Question

A medical researcher wondered if there is a significant difference between the mean birth weight of boy and girl babies. Random samples of 5 babies' weights (pounds) for each gender showed the following:
Boys: 8.0 4.7 7.3 6.2 3.4
Girls: 5.3 2.8 6.4 6.8 7.4
To test the researcher's hypothesis, we should use the:

a) paired (dependent) samples t-test
b) independent samples t-test
c) large-sample z-test
d) t-test for correlation

Answer 1

Answer:

b) independent samples t-test

$t=\frac{(5.92 -5.74)-(0)}{\sqrt{\frac{1.88^2}{5}}+\frac{1.81^2}{5}}=0.154$  

$p_v =2*P(t_{8}>0.154) =0.881$  

So with the p value obtained and using the significance level given $\alpha=0.05$ we have $p_v>\alpha$ so we can conclude that we have enough evidence to FAIL to reject the null hypothesis, and we can said that at 5% of significance the mean of the group 1 (boys) is NOT significantly different than the mean for the group 2 (Girls).  

Step-by-step explanation:

The system of hypothesis on this case are:  

Null hypothesis: $\mu_1 = \mu_2$  

Alternative hypothesis: $\mu_1 \neq \mu_2$  

Or equivalently:  

Null hypothesis: $\mu_1 - \mu_2 = 0$  

Alternative hypothesis: $\mu_1 -\mu_2\neq 0$  

Our notation on this case :  

$n_1 =5$ represent the sample size for group 1  

$n_2 =5$ represent the sample size for group 2  

We can calculate the mean and deviation for eaach group with the following formulas:

$\bar X= \frac{\sum_{i=1}^n X_i}{n}$

$s = \sqrt{\frac{\sum_{i=1}^n (X_i -\bar X)^2}{n-1}}$

$\bar X_1 =5.92$ represent the sample mean for the group 1  

$\bar X_2 =5.74$ represent the sample mean for the group 2  

$s_1=1.88$ represent the sample standard deviation for group 1  

$s_2=1.81$ represent the sample standard deviation for group 2  

If we see the alternative hypothesis we see that we are conducting a bilateral test and with independnet samples t test.
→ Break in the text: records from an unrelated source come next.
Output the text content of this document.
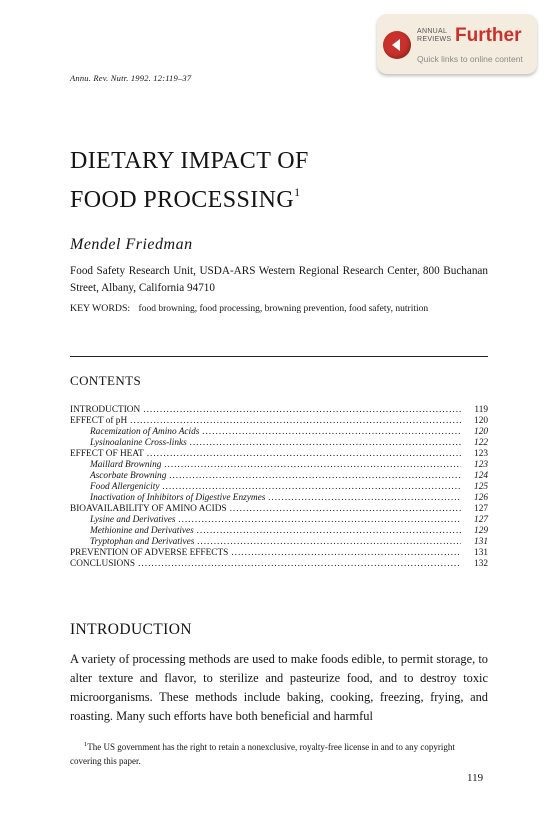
ANNUAL
REVIEWS Further
Quick links to online content
Annu. Rev. Nutr. 1992. 12:119–37
DIETARY IMPACT OF
FOOD PROCESSING$^1$
Mendel Friedman
Food Safety Research Unit, USDA-ARS Western Regional Research Center, 800 Buchanan Street, Albany, California 94710
KEY WORDS: food browning, food processing, browning prevention, food safety, nutrition
CONTENTS
INTRODUCTION .....	119
EFFECT of pH .....	120
Racemization of Amino Acids .....	120
Lysinoalanine Cross-links .....	122
EFFECT OF HEAT .....	123
Maillard Browning .....	123
Ascorbate Browning .....	124
Food Allergenicity .....	125
Inactivation of Inhibitors of Digestive Enzymes .....	126
BIOAVAILABILITY OF AMINO ACIDS .....	127
Lysine and Derivatives .....	127
Methionine and Derivatives .....	129
Tryptophan and Derivatives .....	131
PREVENTION OF ADVERSE EFFECTS .....	131
CONCLUSIONS .....	132
INTRODUCTION
A variety of processing methods are used to make foods edible, to permit storage, to alter texture and flavor, to sterilize and pasteurize food, and to destroy toxic microorganisms. These methods include baking, cooking, freezing, frying, and roasting. Many such efforts have both beneficial and harmful
$^1$The US government has the right to retain a nonexclusive, royalty-free license in and to any copyright covering this paper.
119
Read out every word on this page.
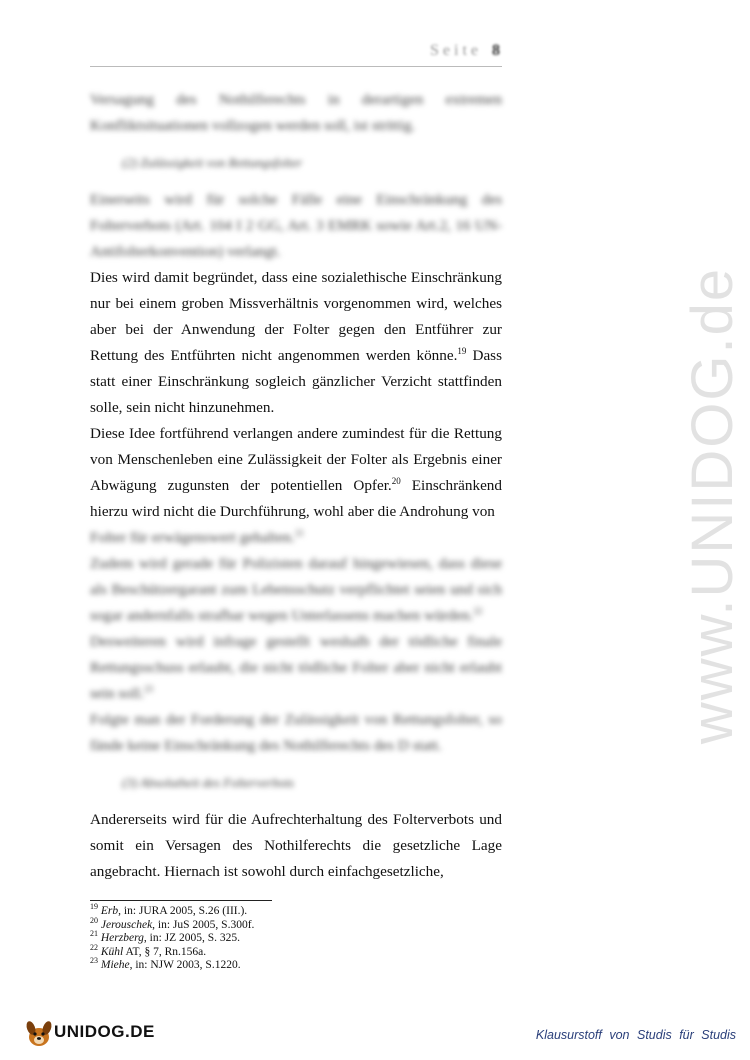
Seite 8
www.UNIDOG.de

Versagung des Nothilferechts in derartigen extremen Konfliktsituationen vollzogen werden soll, ist strittig.

(2) Zulässigkeit von Rettungsfolter

Einerseits wird für solche Fälle eine Einschränkung des Folterverbots (Art. 104 I 2 GG, Art. 3 EMRK sowie Art.2, 16 UN-Antifolterkonvention) verlangt.

Dies wird damit begründet, dass eine sozialethische Einschränkung nur bei einem groben Missverhältnis vorgenommen wird, welches aber bei der Anwendung der Folter gegen den Entführer zur Rettung des Entführten nicht angenommen werden könne.$^{19}$ Dass statt einer Einschränkung sogleich gänzlicher Verzicht stattfinden solle, sein nicht hinzunehmen.

Diese Idee fortführend verlangen andere zumindest für die Rettung von Menschenleben eine Zulässigkeit der Folter als Ergebnis einer Abwägung zugunsten der potentiellen Opfer.$^{20}$ Einschränkend hierzu wird nicht die Durchführung, wohl aber die Androhung von

Folter für erwägenswert gehalten.$^{21}$

Zudem wird gerade für Polizisten darauf hingewiesen, dass diese als Beschützergarant zum Lebensschutz verpflichtet seien und sich sogar andernfalls strafbar wegen Unterlassens machen würden.$^{22}$

Desweiteren wird infrage gestellt weshalb der tödliche finale Rettungsschuss erlaubt, die nicht tödliche Folter aber nicht erlaubt sein soll.$^{23}$

Folgte man der Forderung der Zulässigkeit von Rettungsfolter, so fände keine Einschränkung des Nothilferechts des D statt.

(3) Absolutheit des Folterverbots

Andererseits wird für die Aufrechterhaltung des Folterverbots und somit ein Versagen des Nothilferechts die gesetzliche Lage angebracht. Hiernach ist sowohl durch einfachgesetzliche,

$^{19}$ Erb, in: JURA 2005, S.26 (III.).
$^{20}$ Jerouschek, in: JuS 2005, S.300f.
$^{21}$ Herzberg, in: JZ 2005, S. 325.
$^{22}$ Kühl AT, § 7, Rn.156a.
$^{23}$ Miehe, in: NJW 2003, S.1220.
UNIDOG.DE	Klausurstoff von Studis für Studis
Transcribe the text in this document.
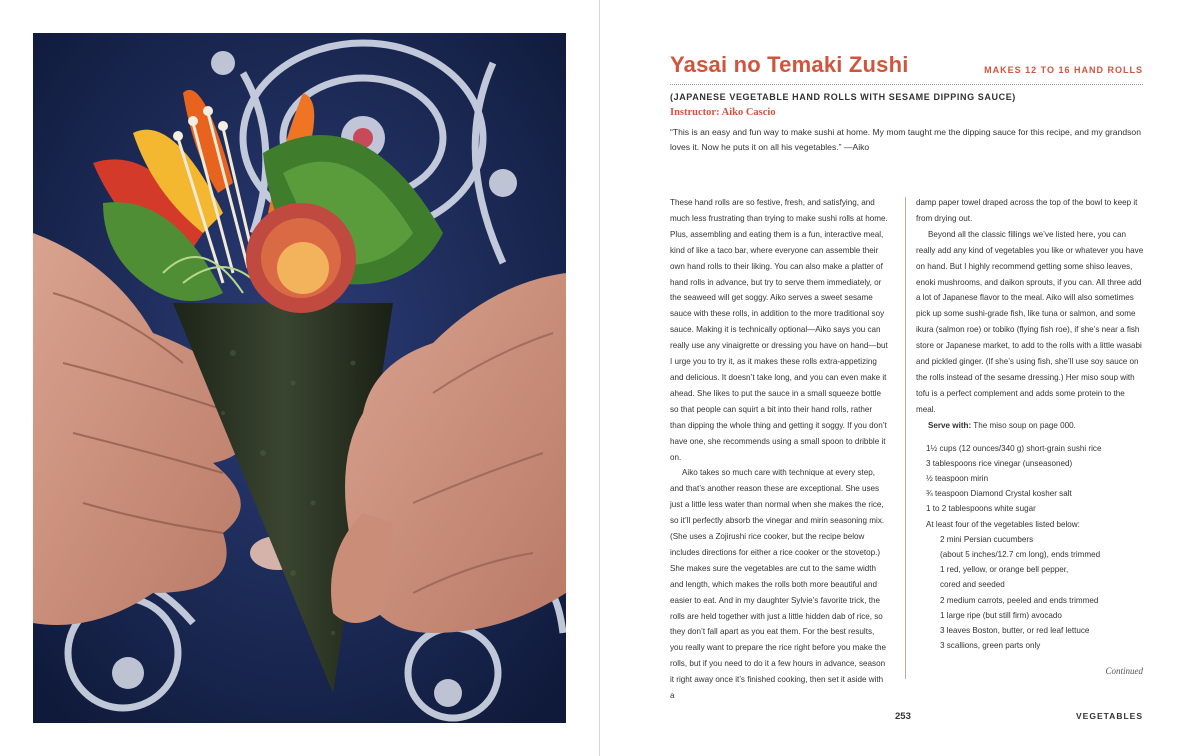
Yasai no Temaki Zushi	MAKES 12 TO 16 HAND ROLLS
(JAPANESE VEGETABLE HAND ROLLS WITH SESAME DIPPING SAUCE)
Instructor: Aiko Cascio

“This is an easy and fun way to make sushi at home. My mom taught me the dipping sauce for this recipe, and my grandson loves it. Now he puts it on all his vegetables.” —Aiko

These hand rolls are so festive, fresh, and satisfying, and much less frustrating than trying to make sushi rolls at home. Plus, assembling and eating them is a fun, interactive meal, kind of like a taco bar, where everyone can assemble their own hand rolls to their liking. You can also make a platter of hand rolls in advance, but try to serve them immediately, or the seaweed will get soggy. Aiko serves a sweet sesame sauce with these rolls, in addition to the more traditional soy sauce. Making it is technically optional—Aiko says you can really use any vinaigrette or dressing you have on hand—but I urge you to try it, as it makes these rolls extra-appetizing and delicious. It doesn’t take long, and you can even make it ahead. She likes to put the sauce in a small squeeze bottle so that people can squirt a bit into their hand rolls, rather than dipping the whole thing and getting it soggy. If you don’t have one, she recommends using a small spoon to dribble it on.

Aiko takes so much care with technique at every step, and that’s another reason these are exceptional. She uses just a little less water than normal when she makes the rice, so it’ll perfectly absorb the vinegar and mirin seasoning mix. (She uses a Zojirushi rice cooker, but the recipe below includes directions for either a rice cooker or the stovetop.) She makes sure the vegetables are cut to the same width and length, which makes the rolls both more beautiful and easier to eat. And in my daughter Sylvie’s favorite trick, the rolls are held together with just a little hidden dab of rice, so they don’t fall apart as you eat them. For the best results, you really want to prepare the rice right before you make the rolls, but if you need to do it a few hours in advance, season it right away once it’s finished cooking, then set it aside with a

damp paper towel draped across the top of the bowl to keep it from drying out.

Beyond all the classic fillings we’ve listed here, you can really add any kind of vegetables you like or whatever you have on hand. But I highly recommend getting some shiso leaves, enoki mushrooms, and daikon sprouts, if you can. All three add a lot of Japanese flavor to the meal. Aiko will also sometimes pick up some sushi-grade fish, like tuna or salmon, and some ikura (salmon roe) or tobiko (flying fish roe), if she’s near a fish store or Japanese market, to add to the rolls with a little wasabi and pickled ginger. (If she’s using fish, she’ll use soy sauce on the rolls instead of the sesame dressing.) Her miso soup with tofu is a perfect complement and adds some protein to the meal.

Serve with: The miso soup on page 000.

1½ cups (12 ounces/340 g) short-grain sushi rice
3 tablespoons rice vinegar (unseasoned)
½ teaspoon mirin
¾ teaspoon Diamond Crystal kosher salt
1 to 2 tablespoons white sugar
At least four of the vegetables listed below:
2 mini Persian cucumbers
(about 5 inches/12.7 cm long), ends trimmed
1 red, yellow, or orange bell pepper,
cored and seeded
2 medium carrots, peeled and ends trimmed
1 large ripe (but still firm) avocado
3 leaves Boston, butter, or red leaf lettuce
3 scallions, green parts only
Continued
253	VEGETABLES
b) independent samples t-test

The statistic is given by this formula:  

$t=\frac{(\bar X_1 -\bar X_2)-(\mu_{1}-\mu_2)}{\sqrt{\frac{s^2_1}{n_1}}+\frac{S^2_2}{n_2}}$  

And now we can calculate the statistic:  

$t=\frac{(5.92 -5.74)-(0)}{\sqrt{\frac{1.88^2}{5}}+\frac{1.81^2}{5}}=0.154$  

The degrees of freedom are given by:  

$df=5+5-2=8$

And now we can calculate the p value using the altenative hypothesis:  

$p_v =2*P(t_{8}>0.154) =0.881$  

So with the p value obtained and using the significance level given $\alpha=0.05$ we have $p_v>\alpha$ so we can conclude that we have enough evidence to FAIL to reject the null hypothesis, and we can said that at 5% of significance the mean of the group 1 (boys) is NOT significantly different than the mean for the group 2 (Girls).